India’s expansion of artificial intelligence (AI) infrastructure is set to enhance regional AI capabilities without diverting investments from established Southeast Asian centers like Singapore and Malaysia, industry experts revealed at the Gitex AI Asia 2026 conference in Singapore. The country’s significant scale is expected to serve as a testing ground for the wider Asian market, aiding other regions in achieving “scale and velocity.” Gorilla Technology’s Chairman and CEO, Jay Chandan, dismissed concerns of India replacing Singapore, Malaysia, and Vietnam, emphasizing India’s goal to showcase that emerging economies can develop large-scale models efficiently and successfully.

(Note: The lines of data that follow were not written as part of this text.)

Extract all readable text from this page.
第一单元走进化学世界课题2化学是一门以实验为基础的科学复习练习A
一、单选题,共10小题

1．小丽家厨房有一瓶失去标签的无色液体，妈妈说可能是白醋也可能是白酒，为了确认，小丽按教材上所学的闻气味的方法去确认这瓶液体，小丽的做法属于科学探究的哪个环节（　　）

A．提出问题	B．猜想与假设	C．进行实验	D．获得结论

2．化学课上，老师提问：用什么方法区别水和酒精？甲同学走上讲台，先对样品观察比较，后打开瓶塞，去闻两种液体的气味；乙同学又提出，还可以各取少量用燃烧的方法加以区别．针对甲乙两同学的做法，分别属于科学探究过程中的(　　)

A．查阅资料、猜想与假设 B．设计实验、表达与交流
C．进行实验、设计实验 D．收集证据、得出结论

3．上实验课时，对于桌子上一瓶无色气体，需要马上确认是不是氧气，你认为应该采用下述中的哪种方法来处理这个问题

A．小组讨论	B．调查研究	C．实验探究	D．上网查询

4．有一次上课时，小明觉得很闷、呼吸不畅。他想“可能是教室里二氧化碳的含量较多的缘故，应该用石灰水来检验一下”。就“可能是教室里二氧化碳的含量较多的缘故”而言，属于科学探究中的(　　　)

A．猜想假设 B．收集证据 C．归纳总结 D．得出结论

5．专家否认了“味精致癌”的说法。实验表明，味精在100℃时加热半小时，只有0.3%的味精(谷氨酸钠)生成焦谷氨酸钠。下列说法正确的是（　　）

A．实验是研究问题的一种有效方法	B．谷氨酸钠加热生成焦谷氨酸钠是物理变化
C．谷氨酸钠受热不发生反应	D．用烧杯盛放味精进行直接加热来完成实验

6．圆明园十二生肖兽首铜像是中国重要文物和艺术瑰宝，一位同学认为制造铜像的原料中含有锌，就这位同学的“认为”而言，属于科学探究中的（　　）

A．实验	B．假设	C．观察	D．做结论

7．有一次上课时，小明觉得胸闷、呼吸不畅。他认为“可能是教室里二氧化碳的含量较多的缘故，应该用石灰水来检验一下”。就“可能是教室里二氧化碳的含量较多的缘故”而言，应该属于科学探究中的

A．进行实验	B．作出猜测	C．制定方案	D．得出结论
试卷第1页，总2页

Yotta Data Services Co-founder and Chief Executive, Sunil Gupta, highlighted India’s geopolitical stability, positioning it to potentially become a key hub for meeting global AI demands. He noted that India’s extensive data centers address global supply chain issues, attracting more European and Middle Eastern enterprises to utilize India for hosting their AI training and inference workloads due to GPU shortages elsewhere. With a population of 1.4 billion, including a billion internet-connected smartphone users, India currently leads the world in digital payment transactions, driving a surge in demand for data processing and storage within the country.

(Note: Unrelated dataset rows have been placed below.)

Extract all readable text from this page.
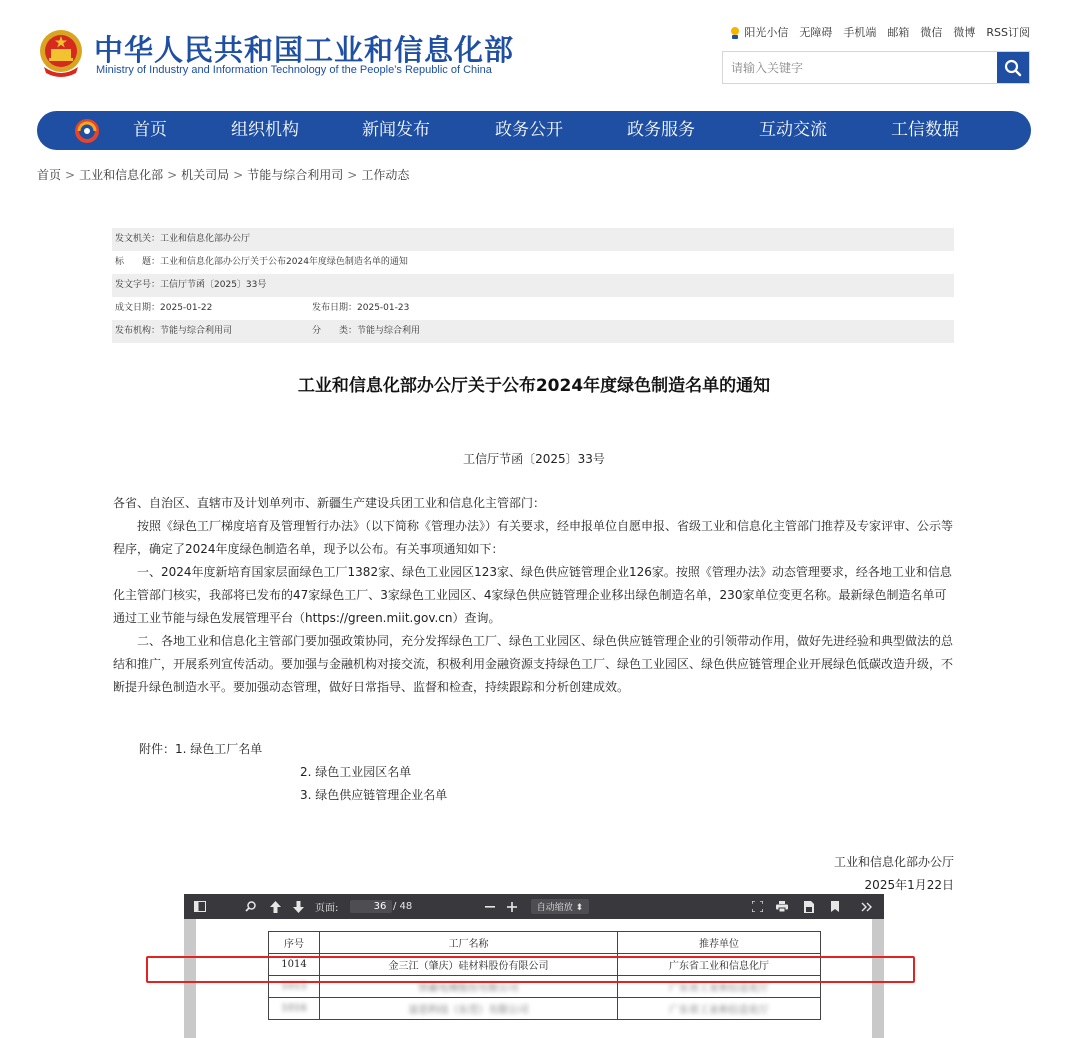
中华人民共和国工业和信息化部
Ministry of Industry and Information Technology of the People’s Republic of China
阳光小信 无障碍 手机端 邮箱 微信 微博 RSS订阅
请输入关键字
首页	组织机构	新闻发布	政务公开	政务服务	互动交流	工信数据
首页 > 工业和信息化部 > 机关司局 > 节能与综合利用司 > 工作动态
发文机关：工业和信息化部办公厅
标　　题：工业和信息化部办公厅关于公布2024年度绿色制造名单的通知
发文字号：工信厅节函〔2025〕33号
成文日期：2025-01-22	发布日期：2025-01-23
发布机构：节能与综合利用司	分　　类：节能与综合利用
工业和信息化部办公厅关于公布2024年度绿色制造名单的通知
工信厅节函〔2025〕33号

各省、自治区、直辖市及计划单列市、新疆生产建设兵团工业和信息化主管部门：

按照《绿色工厂梯度培育及管理暂行办法》（以下简称《管理办法》）有关要求，经申报单位自愿申报、省级工业和信息化主管部门推荐及专家评审、公示等程序，确定了2024年度绿色制造名单，现予以公布。有关事项通知如下：

一、2024年度新培育国家层面绿色工厂1382家、绿色工业园区123家、绿色供应链管理企业126家。按照《管理办法》动态管理要求，经各地工业和信息化主管部门核实，我部将已发布的47家绿色工厂、3家绿色工业园区、4家绿色供应链管理企业移出绿色制造名单，230家单位变更名称。最新绿色制造名单可通过工业节能与绿色发展管理平台（https://green.miit.gov.cn）查询。

二、各地工业和信息化主管部门要加强政策协同，充分发挥绿色工厂、绿色工业园区、绿色供应链管理企业的引领带动作用，做好先进经验和典型做法的总结和推广，开展系列宣传活动。要加强与金融机构对接交流，积极利用金融资源支持绿色工厂、绿色工业园区、绿色供应链管理企业开展绿色低碳改造升级，不断提升绿色制造水平。要加强动态管理，做好日常指导、监督和检查，持续跟踪和分析创建成效。

附件：1. 绿色工厂名单
2. 绿色工业园区名单
3. 绿色供应链管理企业名单
工业和信息化部办公厅
2025年1月22日
页面:	36 / 48	自动缩放 ⬍
序号	工厂名称	推荐单位
1014	金三江（肇庆）硅材料股份有限公司	广东省工业和信息化厅
1015	快霸电梯股份有限公司	广东省工业和信息化厅
1016	富思科技（东莞）有限公司	广东省工业和信息化厅
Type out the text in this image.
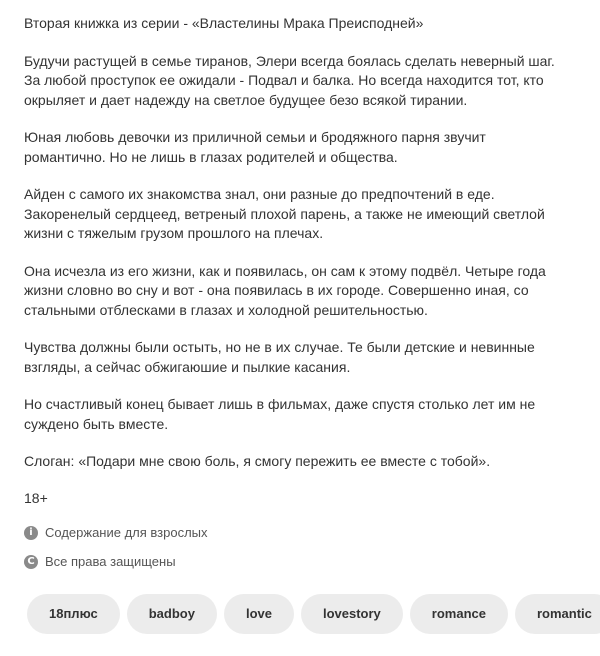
Вторая книжка из серии - «Властелины Мрака Преисподней»

Будучи растущей в семье тиранов, Элери всегда боялась сделать неверный шаг.
За любой проступок ее ожидали - Подвал и балка. Но всегда находится тот, кто
окрыляет и дает надежду на светлое будущее безо всякой тирании.

Юная любовь девочки из приличной семьи и бродяжного парня звучит
романтично. Но не лишь в глазах родителей и общества.

Айден с самого их знакомства знал, они разные до предпочтений в еде.
Закоренелый сердцеед, ветреный плохой парень, а также не имеющий светлой
жизни с тяжелым грузом прошлого на плечах.

Она исчезла из его жизни, как и появилась, он сам к этому подвёл. Четыре года
жизни словно во сну и вот - она появилась в их городе. Совершенно иная, со
стальными отблесками в глазах и холодной решительностью.

Чувства должны были остыть, но не в их случае. Те были детские и невинные
взгляды, а сейчас обжигаюшие и пылкие касания.

Но счастливый конец бывает лишь в фильмах, даже спустя столько лет им не
суждено быть вместе.

Слоган: «Подари мне свою боль, я смогу пережить ее вместе с тобой».

18+
i Содержание для взрослых
C Все права защищены
18плюс	badboy	love	lovestory	romance	romantic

The report underscored the increasing concerns among Indian users regarding privacy and security related to their data, coinciding with the growing adoption of AI in recent years. Gupta emphasized the rising preference for sovereign AI and models trained on local data, describing it as a significant trend in India, strongly supported by the government. The government’s IndiaAI Mission, which substantially subsidizes computing expenses, plays a crucial role by incentivizing infrastructure providers to allocate GPUs to local model developers, researchers, and academia.